FSV-Trainer Sandro Schwarz hatte im Vergleich zur 1:2-Niederlage gegen Spitzenreiter Dortmund wieder offensiver aufgestellt. Statt Innenverteidiger Alexander Hack rückte Mittelfeldmann Jean-Paul Boetius in die Startelf, zudem stellten die Mainzer in ihrer letzten Reihe von einer Dreier- auf eine Viererkette um. Die erhoffte Wirkung zeigte das nicht. Spätestens nach einem ersten Warnschuss von FSV-Linksverteidiger Aaron Martin, der weit oben im Fangnetz landete (6.), war die Fortuna das deutlich bessere Team. 

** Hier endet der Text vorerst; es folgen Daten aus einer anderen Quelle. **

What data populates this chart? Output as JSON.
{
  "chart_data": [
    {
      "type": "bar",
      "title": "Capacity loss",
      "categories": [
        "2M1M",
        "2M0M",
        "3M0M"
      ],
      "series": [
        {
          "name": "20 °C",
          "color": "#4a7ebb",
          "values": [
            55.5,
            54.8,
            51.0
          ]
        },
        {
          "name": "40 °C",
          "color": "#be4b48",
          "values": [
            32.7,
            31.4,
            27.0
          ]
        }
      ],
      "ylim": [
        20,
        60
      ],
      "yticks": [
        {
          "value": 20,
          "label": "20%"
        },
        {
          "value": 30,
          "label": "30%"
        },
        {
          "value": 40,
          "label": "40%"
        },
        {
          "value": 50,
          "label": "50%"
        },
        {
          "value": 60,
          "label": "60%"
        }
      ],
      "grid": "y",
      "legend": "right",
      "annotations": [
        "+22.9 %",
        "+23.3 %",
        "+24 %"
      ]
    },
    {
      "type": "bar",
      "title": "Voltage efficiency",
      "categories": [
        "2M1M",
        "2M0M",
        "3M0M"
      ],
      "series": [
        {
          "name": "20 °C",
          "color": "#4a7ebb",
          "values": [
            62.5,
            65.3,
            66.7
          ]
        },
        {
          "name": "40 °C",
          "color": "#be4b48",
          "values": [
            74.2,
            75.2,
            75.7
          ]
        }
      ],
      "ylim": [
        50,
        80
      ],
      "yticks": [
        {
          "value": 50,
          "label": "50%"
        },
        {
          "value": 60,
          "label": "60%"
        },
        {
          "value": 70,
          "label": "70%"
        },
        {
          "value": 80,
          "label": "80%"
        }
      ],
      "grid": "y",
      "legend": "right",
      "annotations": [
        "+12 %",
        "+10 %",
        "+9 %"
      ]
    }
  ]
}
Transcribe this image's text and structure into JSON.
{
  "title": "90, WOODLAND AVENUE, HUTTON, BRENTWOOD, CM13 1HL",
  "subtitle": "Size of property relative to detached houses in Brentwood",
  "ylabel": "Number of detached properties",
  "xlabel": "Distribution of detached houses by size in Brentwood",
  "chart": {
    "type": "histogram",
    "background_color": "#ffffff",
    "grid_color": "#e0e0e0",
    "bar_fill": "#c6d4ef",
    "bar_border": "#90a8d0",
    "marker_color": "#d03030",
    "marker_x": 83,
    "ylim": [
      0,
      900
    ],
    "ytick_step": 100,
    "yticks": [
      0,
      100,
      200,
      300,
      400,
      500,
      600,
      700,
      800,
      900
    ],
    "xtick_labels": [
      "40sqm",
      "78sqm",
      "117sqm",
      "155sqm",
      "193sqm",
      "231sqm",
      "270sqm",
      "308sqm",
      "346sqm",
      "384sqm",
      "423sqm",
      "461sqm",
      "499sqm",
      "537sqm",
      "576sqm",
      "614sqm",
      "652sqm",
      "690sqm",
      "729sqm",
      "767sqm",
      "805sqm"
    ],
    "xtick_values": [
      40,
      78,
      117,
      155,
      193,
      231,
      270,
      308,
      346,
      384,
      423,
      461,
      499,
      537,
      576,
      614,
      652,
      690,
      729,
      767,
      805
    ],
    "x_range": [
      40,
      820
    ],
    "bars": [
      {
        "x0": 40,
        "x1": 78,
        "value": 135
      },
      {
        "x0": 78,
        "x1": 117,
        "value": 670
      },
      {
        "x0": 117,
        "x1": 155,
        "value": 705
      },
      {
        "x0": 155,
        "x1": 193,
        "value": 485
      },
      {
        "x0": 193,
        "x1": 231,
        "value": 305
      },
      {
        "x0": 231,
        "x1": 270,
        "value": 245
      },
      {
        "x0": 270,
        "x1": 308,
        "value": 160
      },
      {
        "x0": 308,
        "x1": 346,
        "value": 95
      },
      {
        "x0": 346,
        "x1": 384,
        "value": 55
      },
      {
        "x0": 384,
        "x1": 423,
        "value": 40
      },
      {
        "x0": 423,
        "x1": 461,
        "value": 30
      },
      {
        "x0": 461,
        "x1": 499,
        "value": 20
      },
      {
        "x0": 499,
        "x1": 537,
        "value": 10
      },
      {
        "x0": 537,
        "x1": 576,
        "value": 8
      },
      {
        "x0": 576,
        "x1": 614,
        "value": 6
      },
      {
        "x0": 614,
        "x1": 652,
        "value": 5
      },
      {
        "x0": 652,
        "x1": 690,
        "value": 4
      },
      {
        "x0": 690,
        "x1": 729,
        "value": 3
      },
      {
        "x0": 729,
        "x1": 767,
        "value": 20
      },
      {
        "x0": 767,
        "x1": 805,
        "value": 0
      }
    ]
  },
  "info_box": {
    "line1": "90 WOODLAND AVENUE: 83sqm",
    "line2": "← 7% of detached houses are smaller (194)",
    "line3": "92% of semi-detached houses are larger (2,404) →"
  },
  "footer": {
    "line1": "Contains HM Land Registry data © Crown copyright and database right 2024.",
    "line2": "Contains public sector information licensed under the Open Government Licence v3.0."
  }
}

Insbesondere Dodi Lukebakio, Dreierpacker beim 3:3 vor einer Woche gegen den großen FC Bayern, drehte den kleinen Mainzern in Durchgang eins doch mehrere Knoten in die Beine. Der flinke 21-Jährige kam über links, über rechts, durch die Mitte und war für die Nullfünfer im ersten Abschnitt kaum zu fassen. Allerdings: Der auffälligste der 22 Profis auf dem holprigen Rasen, der doch arg an eine Kraterlandschaft erinnerte, belohnte sich nicht. Erst rettete der Mainzer Daniel Brosinski bei einem Versuch Lukebakios kurz vor der Linie (7.), dann war mehrfach Zentner bei den zu unplatzierten Schüssen des Belgiers zur Stelle (14., 20., 27.). Und die Gäste? Die mühten sich, das schon. Vor allem im Mittelfeld leisteten sie sich jedoch zu viele Fehler im Spielaufbau. Einzig ein Freistoß von Brosinski sorgte vor der Pause für Torgefahr (45.).

Ohne nach dem Seitenwechsel ein fußballerisches Feuerwerk abzubrennen, waren die Mainzer nun aber doch das heißere Team. Und so paradox das klingen mag, sie waren gleichzeitig auch noch eiskalt. Nach dem hervorragenden Steilpass von Robin Quaison stand Mateta in der 67. Minute schließlich Gegenspieler Bormuth Auge in Auge gegenüber, ließ ihn nach dem doppelten Übersteiger einfach stehen und versenkte die einzige echte Gästechance. Das reichte an diesem Freitagabend, weil Torhüter Zentner in den Schlusssequenzen der Partie noch dreimal sehenswert den Auswärtssieg festhielt.